Mr. Ognibene pledged that he will continue his fight for a spot on the September GOP primary ballot.“I’m going to federal court to fight for a chance to represent real Republicans in September’s primary. Despite the mayor’s backroom bargain to keep me off the ballot, I believe that all New Yorkers deserve to choose between something other than left-wing liberal ideologies in November.”

Few would challenge Mr.Bloomberg’s liberal bona fides. But the Liberal Party, retorts Mr. Stern, the party’s chair, is not the place where extreme “left-wing” ideologies reside.

Mr. Stern notes that his party was founded in 1944 by the “right wing” of the old American Labor Party, which was formed in the 1930s as a vehicle to promote the Democratic president, Franklin D. Roosevelt, and the Republican mayor, Fiorello La Guardia. The schism between the ALP and the Liberal Party mirrored that in the organized labor movement, which at the time was divided into two factions, one aggressively anti-communist, the other tolerant of the far left extremists of the day.

“Far from being a left-wing party,” asserts Mr. Stern, also the city’s former Parks Commissioner, “the Liberal Party sits firmly in the center of New York politics.” He noted that the party (and its predecessor, the ALP before the split) historically endorsed more Republicans than Democrats, and when the party cross-endorsed with Republicans, as they are attempting to do with the incumbent mayor, they enjoyed their greatest success, helping to elect La Guardia, Lindsay, and Giuliani. Only one Democratic mayoral candidate won with Liberal Party help: Robert Wagner Jr., in 1957 and 1961.

Mr. Stern’s challenge as party chair is to restore his party to a recognized line on the ballot.That will mean that the Liberals must poll at least 50,000 votes for their candidate for governor next year. The party’s ballot line was lost when their candidate in the 2002 election, Andrew Cuomo, prematurely withdrew.
Meanwhile, Mr. Ognibene’s candidacy seems energized by his ballot access ordeal. But this new energy comes a month or so too late.

On the ground, it seems that things are going swimmingly for Fernando Ferrer. None of his opponents have caught fire and he announces new endorsements on a seemingly daily basis.Yet according to the Marist Poll, released Tuesday, Mr. Ferrer is actually losing ground, apparently to a fifth candidate named “undecided.” Conventional wisdom is that this number should be dwindling, not growing, at this stage of the campaign.It is imperative for Mr.Ferrer to win 40% of the vote in the first round of the primary if he is to have any shot at defeating Mr. Bloomberg, whose numbers remain impressively high. Mr. Ferrer is still 10 points shy, according to the folks at Marist.

One interesting analysis is that even staunch Democrats view the re-election of Mr. Bloomberg as inevitable. This is the kind of perception that drives down voter turnout.

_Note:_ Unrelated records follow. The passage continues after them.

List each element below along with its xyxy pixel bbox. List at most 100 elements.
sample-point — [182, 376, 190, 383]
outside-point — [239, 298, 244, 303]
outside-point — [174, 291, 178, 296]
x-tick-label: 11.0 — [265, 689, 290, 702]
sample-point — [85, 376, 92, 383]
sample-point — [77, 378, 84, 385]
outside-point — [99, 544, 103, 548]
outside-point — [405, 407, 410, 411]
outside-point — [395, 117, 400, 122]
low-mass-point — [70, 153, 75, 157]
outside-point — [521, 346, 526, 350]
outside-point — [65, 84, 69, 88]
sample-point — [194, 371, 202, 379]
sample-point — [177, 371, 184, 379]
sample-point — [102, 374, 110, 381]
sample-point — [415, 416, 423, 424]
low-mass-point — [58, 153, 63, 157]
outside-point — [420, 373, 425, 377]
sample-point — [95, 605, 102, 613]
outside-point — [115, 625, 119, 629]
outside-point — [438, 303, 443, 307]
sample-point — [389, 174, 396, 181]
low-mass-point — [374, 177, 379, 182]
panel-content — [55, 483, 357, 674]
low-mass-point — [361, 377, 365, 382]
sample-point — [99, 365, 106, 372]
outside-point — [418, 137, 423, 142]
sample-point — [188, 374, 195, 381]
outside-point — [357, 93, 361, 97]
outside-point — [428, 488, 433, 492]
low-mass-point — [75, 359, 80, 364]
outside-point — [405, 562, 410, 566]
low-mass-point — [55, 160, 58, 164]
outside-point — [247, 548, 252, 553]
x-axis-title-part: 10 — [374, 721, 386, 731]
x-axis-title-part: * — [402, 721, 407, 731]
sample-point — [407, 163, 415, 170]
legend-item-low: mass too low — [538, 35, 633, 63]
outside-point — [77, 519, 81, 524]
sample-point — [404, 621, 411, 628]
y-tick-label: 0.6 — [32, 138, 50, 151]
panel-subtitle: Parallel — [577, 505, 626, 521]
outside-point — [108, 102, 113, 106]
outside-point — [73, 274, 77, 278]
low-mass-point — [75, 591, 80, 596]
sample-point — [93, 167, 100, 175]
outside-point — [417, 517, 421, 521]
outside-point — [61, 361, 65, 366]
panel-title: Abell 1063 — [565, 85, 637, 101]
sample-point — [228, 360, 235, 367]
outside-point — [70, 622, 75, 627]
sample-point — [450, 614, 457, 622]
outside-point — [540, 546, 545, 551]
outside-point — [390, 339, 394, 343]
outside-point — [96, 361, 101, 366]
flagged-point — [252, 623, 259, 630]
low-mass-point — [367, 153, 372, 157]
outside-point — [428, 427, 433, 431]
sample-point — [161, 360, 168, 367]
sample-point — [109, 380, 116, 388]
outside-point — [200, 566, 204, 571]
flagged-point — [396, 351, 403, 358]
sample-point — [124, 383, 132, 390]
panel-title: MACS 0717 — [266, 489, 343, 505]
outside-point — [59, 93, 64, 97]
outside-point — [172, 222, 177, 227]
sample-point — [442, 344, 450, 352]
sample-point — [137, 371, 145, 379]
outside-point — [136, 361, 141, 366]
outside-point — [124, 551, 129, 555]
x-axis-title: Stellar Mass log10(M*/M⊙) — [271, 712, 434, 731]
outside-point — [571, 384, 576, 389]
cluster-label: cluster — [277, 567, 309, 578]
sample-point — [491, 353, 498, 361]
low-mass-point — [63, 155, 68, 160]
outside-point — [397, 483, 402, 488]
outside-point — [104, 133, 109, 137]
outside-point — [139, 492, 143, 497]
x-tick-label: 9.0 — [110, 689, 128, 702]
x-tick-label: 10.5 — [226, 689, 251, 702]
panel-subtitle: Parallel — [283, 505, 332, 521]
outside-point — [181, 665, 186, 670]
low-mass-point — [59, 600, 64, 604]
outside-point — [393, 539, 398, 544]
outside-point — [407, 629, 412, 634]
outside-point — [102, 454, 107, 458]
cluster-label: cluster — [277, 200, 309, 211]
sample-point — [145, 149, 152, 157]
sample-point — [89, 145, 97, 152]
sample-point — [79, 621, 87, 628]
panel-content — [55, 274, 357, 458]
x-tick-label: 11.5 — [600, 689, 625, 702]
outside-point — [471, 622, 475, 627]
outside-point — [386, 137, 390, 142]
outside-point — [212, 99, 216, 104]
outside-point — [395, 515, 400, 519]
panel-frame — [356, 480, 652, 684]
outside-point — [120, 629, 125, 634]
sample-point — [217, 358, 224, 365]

Ultimately, the undecided vote disappears on Election Day.As much as many of us might like the option,“none of the above” is not a choice. In the September primary, today’s undecideds may vote for Mr. Ferrer, may split evenly between the candidates, (bad news for the Ferrer camp, good news for Virginia Fields), or may move to one of the two candidates now bringing up the rear — as happened in 1977 when Edward Koch’s stretch run propelled him ahead of a field of Democratic super-stars.